Recent significant outflows from the Multichain MPC bridge platform have raised alarms of a possible multimillion-dollar exploit. On July 6, approximately $102 million worth of cryptocurrency was withdrawn from Multichain’s Fantom bridge, $666,000 from Dogechain, and $5 million from Moonriver.
The Fantom bridge’s smart contract witnessed the withdrawal of 7,214 Wrapped Ether (WETH) tokens worth $13.6 million, 1,024 Wrapped Bitcoin (WBTC) worth $31 million, and $58 million worth of USD Coin, amounting to a total of $102 million in cryptocurrency.
Furthermore, the Ethereum contract of the Dogecoin bridge saw a withdrawal of $666,000, which constituted over 86% of its total deposits, leaving only around $100,000 worth of assets remaining. Similarly, the Multichain Moonriver bridge contracts on Ethereum experienced a withdrawal of $5,872,661 worth of USDC and Tether, leaving only approximately $700,000 remaining.
Speculations of a potential exploit emerged, with various on-chain investigators highlighting the unusual transactions on Twitter. PeckShield, a blockchain security firm, notified the Multichain team about the Fantom bridge transactions, suggesting they investigate the matter.
While it is unclear whether the contracts were genuinely drained or if users simply withdrew a substantial amount of funds, the event sparked concerns of a possible hack. Multichain acknowledged the abnormal movements on Twitter and stated that the team was uncertain about the cause, emphasizing ongoing investigations.
Multichain operates as a multi-party computation (MPC) bridging network, facilitating the transfer of assets between different chains. The network follows a process where assets are locked on one chain, derivative assets are minted on the target chain, and withdrawals involve the destruction of derivative coins on the second chain before releasing the backing assets on the first chain.

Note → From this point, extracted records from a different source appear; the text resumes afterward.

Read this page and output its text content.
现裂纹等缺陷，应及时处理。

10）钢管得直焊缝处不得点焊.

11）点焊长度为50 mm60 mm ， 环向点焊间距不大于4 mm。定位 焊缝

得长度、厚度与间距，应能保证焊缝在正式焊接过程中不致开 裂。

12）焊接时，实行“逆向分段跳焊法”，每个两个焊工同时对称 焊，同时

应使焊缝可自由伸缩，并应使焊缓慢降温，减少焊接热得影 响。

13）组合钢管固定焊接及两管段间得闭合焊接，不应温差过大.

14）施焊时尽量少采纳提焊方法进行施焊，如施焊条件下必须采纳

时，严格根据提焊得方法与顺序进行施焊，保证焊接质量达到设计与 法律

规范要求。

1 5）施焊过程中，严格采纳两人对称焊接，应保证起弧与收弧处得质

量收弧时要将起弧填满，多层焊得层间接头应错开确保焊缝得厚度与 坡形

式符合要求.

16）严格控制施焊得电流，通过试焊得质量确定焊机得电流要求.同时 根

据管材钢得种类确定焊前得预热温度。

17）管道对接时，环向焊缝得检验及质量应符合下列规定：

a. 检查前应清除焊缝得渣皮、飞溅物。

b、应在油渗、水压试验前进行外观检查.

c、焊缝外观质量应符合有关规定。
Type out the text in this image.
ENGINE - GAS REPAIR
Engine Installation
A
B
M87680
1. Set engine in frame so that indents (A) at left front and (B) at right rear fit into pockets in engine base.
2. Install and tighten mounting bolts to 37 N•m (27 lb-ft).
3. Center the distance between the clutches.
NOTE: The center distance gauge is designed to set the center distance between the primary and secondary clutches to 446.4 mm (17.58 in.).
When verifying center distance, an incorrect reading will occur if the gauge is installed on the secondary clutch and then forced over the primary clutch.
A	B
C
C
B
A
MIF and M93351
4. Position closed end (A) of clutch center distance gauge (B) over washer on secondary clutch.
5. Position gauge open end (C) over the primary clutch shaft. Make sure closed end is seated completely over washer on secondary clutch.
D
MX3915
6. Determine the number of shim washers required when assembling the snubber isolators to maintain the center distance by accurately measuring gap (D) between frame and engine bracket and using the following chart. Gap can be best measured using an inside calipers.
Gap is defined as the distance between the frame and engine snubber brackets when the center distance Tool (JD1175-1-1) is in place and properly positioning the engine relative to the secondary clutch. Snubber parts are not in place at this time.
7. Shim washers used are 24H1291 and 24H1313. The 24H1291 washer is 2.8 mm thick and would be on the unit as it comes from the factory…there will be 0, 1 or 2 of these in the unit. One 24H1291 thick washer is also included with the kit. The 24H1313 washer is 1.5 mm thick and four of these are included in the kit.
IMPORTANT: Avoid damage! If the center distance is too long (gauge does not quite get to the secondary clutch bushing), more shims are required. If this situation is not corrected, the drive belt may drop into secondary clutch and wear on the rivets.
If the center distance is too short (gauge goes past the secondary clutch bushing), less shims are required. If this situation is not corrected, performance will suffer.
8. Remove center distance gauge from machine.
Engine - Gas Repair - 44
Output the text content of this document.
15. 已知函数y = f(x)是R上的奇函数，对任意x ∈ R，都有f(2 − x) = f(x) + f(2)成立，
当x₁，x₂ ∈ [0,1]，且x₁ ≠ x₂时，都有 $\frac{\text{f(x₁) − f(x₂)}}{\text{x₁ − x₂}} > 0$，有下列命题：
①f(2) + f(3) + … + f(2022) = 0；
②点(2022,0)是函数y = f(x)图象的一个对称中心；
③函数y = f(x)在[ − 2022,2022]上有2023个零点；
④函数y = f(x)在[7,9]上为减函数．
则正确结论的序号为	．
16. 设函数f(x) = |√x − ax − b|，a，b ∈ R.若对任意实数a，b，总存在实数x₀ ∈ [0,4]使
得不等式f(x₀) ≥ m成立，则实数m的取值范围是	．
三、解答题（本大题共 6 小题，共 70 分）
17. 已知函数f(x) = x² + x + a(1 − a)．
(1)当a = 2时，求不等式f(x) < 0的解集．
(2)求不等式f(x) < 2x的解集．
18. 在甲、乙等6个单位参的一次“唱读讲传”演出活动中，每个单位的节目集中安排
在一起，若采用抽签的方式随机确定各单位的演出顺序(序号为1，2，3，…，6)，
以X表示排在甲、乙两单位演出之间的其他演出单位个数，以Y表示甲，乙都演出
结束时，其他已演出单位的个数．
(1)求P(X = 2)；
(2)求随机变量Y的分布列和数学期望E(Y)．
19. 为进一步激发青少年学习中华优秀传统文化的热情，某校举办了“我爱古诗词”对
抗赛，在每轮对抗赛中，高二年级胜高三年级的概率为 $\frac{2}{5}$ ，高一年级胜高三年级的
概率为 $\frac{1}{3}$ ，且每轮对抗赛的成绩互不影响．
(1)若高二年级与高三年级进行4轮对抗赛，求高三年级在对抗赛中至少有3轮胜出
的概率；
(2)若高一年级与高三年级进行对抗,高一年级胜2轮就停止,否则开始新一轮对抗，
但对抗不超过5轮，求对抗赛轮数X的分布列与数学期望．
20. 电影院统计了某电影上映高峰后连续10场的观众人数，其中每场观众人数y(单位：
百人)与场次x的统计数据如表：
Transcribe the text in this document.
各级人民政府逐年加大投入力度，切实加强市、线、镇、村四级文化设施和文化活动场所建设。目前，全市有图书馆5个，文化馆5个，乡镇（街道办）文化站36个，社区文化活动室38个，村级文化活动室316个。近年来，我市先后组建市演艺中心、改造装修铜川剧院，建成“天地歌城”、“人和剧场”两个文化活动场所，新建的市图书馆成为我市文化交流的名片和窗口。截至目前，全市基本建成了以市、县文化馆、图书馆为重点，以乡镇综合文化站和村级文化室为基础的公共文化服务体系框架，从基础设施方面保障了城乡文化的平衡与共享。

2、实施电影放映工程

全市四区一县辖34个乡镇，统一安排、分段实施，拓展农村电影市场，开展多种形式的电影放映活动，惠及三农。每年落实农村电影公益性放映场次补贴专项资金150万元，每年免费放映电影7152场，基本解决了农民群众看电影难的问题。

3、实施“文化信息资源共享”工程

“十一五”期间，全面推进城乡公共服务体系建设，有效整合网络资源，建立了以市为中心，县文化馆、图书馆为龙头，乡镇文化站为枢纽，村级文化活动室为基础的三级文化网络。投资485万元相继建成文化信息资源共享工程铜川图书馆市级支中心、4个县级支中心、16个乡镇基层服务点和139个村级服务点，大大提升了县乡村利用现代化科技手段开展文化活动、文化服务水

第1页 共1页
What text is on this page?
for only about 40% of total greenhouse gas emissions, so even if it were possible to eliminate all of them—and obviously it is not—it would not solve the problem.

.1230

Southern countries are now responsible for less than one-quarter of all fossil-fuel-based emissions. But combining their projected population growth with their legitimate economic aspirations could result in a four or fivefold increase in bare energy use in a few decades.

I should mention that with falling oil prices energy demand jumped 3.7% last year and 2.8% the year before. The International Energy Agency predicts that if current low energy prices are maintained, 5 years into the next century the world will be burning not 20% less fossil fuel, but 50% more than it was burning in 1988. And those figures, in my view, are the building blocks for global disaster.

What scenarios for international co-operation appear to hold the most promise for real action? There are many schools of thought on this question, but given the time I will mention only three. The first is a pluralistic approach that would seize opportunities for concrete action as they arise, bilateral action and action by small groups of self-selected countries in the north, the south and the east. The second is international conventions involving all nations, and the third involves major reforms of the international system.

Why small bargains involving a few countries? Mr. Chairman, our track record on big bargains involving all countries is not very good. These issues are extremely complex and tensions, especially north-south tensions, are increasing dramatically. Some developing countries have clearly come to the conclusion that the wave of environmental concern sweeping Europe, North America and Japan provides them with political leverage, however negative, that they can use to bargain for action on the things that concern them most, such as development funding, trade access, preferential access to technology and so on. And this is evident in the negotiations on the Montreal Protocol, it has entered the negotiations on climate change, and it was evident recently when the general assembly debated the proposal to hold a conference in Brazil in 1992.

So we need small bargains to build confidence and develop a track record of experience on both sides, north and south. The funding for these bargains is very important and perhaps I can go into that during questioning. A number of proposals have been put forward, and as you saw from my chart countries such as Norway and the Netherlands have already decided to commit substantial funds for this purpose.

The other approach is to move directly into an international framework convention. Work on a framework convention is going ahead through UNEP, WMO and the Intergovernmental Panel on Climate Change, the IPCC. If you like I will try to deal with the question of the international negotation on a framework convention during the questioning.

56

The Multichain team claims that the cryptographic keys controlling this process are distributed across multiple shards within the network, aiming to prevent unauthorized withdrawals by any single entity. But the platform has encountered undisclosed technical issues in recent weeks, including delays in transactions and the CEO’s absence, as well as Binance suspending withdrawals of specific Multichain derivative tokens due to transaction processing failures.